HERKESİN HAYALİ KENDİNE


Sazla sadece üç şarkı çalabiliyorsun. Binlerce şarkı arasından çalabildiğin üç şarkıdan birine istek gelmesi ile piyango biletinize ikramiye çıkma olasılığının hangisi fazladır? Sizin popüler şarkı çalmayı öğrendiğinizi, şarkı isteyenin de popüler bir şarkı isteyeceğini düşündüğünüzde; şarkı istenme olasılığının daha fazla olduğunu söylesek bile olasılık yine de azdır. Ancak her ikisi de şanstır. Fakat sonuçları arasında dağlar kadar fark vardır.

Benim başıma gelen en büyük şans da bu oldu. Sazla çalabildiğim üç şarkıdan birini istedi bir arkadaş. Ben öteki ikisini de çalınca benim çok iyi saz çaldığımı sanıyor arkadaş hala, hepsi bu.


Oysa şans deyince tamamen değişmeli insanın yaşamı. En azından ben öyle sanıyordum ama televizyonda gördüklerim o niyette değil. Ya da beyanları öyle diyor.

Evet, insan ömrünün yarısını geçtikten sonra aynı filmi seyrediyor. Yine bir büyük çekiliş öncesi. Kameralar aynı yerde, aynı adam bağırıyor, haberdeki müzik bile aynı. Kuyruktaki insanlar değişse de söyledikleri değişmiyor.

-İnsanlara yardım ederdim.

-İş sahası açardım.

-Okul yaptırırdım.

Ne güzel,  “garıyı boşardım, harem kurardım, jigolo tutardım, eroine başlardım, arabaları sıraya dizer mahallede hava atardım” diyen yok. Oysa her bilet alışında “allahım kurtar beni bu adamdan” diye dua edeni bilirim. Nedense geçenlerde ikramiye çıkan biri, elinde hediye paketleri ile bir huzur evine gitmek yerine araba galerisinde almıştı soluğu. Plakası bile çıkmamış lüks bir arabayla dönmüştü evine.

Peki, madem herkes yardım için, başkaları için istiyor ikramiyenin çıkmasını, o halde neden televizyon ve gazetelerde “bu parayla şu kadar ev, araba, yat, uçak alabilirsin deniyor da “şu kadar pirinç, şu kadar ekmek alarak şu kadar fakire yardım edersin” denmiyor.

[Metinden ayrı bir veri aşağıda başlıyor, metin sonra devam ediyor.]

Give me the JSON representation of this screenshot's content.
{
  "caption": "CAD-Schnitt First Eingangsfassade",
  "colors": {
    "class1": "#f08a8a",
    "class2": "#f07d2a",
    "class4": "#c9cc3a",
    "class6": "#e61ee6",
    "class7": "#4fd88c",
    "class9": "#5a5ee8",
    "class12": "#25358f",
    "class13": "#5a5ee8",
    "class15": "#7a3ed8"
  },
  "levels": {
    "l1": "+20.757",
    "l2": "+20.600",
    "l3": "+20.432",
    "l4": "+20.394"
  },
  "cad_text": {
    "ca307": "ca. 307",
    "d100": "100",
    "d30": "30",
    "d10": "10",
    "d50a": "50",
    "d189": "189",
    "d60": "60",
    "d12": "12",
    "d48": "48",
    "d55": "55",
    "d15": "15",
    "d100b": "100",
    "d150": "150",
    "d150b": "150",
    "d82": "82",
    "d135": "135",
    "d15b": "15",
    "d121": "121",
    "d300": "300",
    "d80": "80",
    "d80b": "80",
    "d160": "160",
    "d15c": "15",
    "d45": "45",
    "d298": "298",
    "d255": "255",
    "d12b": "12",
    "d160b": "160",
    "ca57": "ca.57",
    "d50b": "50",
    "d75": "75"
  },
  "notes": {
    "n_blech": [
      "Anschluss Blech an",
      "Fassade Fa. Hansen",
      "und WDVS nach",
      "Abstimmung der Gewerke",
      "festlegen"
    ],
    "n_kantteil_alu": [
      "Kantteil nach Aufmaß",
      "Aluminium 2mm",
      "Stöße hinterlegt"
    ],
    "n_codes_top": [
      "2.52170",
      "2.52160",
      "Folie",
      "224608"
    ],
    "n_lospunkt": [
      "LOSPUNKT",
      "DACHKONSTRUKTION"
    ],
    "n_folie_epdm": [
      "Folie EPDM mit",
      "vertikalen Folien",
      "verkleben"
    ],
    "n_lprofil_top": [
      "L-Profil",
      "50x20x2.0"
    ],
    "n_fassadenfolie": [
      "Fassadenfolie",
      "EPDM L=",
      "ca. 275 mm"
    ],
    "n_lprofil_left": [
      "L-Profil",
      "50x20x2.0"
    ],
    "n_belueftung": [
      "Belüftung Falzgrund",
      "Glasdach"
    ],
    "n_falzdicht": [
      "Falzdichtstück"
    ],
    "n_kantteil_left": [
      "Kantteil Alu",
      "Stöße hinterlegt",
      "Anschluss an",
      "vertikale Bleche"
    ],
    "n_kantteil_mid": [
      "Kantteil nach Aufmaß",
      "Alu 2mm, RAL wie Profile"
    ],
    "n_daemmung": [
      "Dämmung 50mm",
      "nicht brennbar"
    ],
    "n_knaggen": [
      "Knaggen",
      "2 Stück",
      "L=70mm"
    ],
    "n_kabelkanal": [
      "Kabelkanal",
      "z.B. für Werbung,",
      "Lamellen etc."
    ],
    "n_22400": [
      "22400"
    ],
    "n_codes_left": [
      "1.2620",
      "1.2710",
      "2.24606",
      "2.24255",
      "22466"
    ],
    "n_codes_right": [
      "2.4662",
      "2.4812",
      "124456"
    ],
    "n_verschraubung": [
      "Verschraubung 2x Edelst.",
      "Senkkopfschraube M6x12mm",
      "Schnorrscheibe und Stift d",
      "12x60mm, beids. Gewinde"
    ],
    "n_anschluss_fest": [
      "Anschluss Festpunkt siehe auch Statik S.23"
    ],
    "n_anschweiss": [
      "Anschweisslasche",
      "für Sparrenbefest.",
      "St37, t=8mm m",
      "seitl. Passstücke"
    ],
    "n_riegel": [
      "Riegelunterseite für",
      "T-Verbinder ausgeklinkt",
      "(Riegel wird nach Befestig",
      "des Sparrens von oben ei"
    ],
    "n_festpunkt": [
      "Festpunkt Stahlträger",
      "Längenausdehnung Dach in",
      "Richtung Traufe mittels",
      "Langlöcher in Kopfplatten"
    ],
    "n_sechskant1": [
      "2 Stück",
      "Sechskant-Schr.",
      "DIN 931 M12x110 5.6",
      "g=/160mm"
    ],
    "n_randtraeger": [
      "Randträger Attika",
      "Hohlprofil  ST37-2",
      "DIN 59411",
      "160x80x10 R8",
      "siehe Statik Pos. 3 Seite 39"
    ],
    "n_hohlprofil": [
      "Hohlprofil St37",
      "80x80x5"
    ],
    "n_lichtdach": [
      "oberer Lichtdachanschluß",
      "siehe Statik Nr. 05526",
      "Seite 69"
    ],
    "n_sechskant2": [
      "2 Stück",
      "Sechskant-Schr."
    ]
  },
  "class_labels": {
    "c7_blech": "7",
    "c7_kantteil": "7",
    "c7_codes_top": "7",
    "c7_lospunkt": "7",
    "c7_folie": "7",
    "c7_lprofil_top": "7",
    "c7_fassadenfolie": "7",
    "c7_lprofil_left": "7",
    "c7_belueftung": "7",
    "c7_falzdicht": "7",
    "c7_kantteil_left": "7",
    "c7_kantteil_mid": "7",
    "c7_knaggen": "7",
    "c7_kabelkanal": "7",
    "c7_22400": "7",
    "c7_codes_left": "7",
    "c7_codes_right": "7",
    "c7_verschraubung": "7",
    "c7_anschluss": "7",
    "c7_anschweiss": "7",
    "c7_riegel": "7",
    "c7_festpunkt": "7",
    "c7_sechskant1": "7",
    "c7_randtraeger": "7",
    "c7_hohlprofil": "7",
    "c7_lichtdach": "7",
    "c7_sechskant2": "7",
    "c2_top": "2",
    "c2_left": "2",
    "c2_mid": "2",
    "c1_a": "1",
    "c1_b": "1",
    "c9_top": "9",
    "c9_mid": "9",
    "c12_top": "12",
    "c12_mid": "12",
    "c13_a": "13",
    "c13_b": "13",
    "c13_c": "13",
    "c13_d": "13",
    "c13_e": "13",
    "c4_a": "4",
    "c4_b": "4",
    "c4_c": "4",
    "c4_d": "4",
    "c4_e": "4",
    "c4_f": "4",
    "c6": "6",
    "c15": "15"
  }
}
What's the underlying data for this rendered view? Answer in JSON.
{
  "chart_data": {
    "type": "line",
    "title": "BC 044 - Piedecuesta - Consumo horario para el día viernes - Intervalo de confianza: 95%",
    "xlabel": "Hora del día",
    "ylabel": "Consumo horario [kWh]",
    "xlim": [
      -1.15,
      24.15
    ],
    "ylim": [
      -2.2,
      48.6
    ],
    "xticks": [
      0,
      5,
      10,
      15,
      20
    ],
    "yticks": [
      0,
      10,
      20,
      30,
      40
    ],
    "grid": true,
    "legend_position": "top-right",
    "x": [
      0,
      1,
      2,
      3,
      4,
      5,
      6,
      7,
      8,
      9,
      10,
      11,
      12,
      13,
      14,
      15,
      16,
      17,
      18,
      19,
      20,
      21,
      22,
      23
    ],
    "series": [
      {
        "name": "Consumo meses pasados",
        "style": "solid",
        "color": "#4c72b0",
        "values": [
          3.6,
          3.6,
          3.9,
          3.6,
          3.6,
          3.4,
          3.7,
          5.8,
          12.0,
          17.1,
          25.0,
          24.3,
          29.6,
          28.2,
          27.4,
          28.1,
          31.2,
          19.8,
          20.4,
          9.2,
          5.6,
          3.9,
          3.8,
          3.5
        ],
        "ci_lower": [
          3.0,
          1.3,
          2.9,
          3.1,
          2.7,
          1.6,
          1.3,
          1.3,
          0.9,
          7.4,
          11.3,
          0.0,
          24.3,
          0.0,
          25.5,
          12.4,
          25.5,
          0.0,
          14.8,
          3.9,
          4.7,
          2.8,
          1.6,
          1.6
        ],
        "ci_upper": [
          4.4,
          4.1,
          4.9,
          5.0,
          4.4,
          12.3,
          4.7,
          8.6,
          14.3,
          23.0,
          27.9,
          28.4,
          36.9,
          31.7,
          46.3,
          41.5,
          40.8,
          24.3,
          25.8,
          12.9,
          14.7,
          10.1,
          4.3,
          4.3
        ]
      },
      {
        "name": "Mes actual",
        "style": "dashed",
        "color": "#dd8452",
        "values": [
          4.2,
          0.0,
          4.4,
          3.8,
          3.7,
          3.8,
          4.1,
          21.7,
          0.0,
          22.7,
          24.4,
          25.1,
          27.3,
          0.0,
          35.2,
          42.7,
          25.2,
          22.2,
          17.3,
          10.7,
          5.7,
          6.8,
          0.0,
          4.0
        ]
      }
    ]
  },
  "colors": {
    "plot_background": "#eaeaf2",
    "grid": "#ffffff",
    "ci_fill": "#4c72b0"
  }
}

Kuyruktakilerin bir başka temennisi ise paranın çok kişiye çıkması. Kendisi için istemiyorlar, bencil değiller yani. Ne kadar çok insana çıkarsa o kadar memnun olacaklar. Oysa sistem, herkesten topladığı üçer-beşer lirayı düzenleyenin payı düşüldükten sonra belli insanlara vermek üzerine kurulu. Çok kişinin az parasının, az kişiye çok para olarak verilmesi üzerine. Dedikleri gerçek olur da ikramiye çıkan kişi paranın hepsini herkese üçer-beşer dağıtsa inanın linç ederler. Hayallerimizin içine ettin, diye.

Yıllar önce beni bilet almaya gönderen patronuma sormuştum:

-Çeyrek değil mi?

-Ne çeyreği, bu zaten hayal. Daha baştan neden hayalimi dörde böleyim ki? Tam al, tam. Bari hayali büyük olsun.

Patronun tam bilet alacak parası vardı ve hayal kurmak onun hakkıydı. Peki, hiç başınıza geldi mi veya düşündünüz mü bunu bulamayanların da olduğunu. Sonuçta para bilet alana çıkacak. Hayal kurmak için bilet almak, bunun için de para gerek. O parayı bile bulamayan, hayal kurmaya hakkı olmayan insanlar da var. Bir de hayalinde bile kendini köle görenler. Hayali, zenginliği bile tabi olduğu insan için isteyen.

Efendim, bir arkadaşımın bir ihracat firması var. İşler de kötü, firmayı ayakta tutmak için de satmış ne varsa; ev, araba, tarla... Yine de durum sakat. Yandaki firmanın ise işleri yolunda. Çalışanı da patronunun lüks arabasını yıkıyor. Bir yandan da bu tarafa hava atıyor. Bunu gören arkadaşımın çalışanı iç geçirmiş:

-Ah, keşke ağamın da böyle arabası olsa, ben de yıkasam!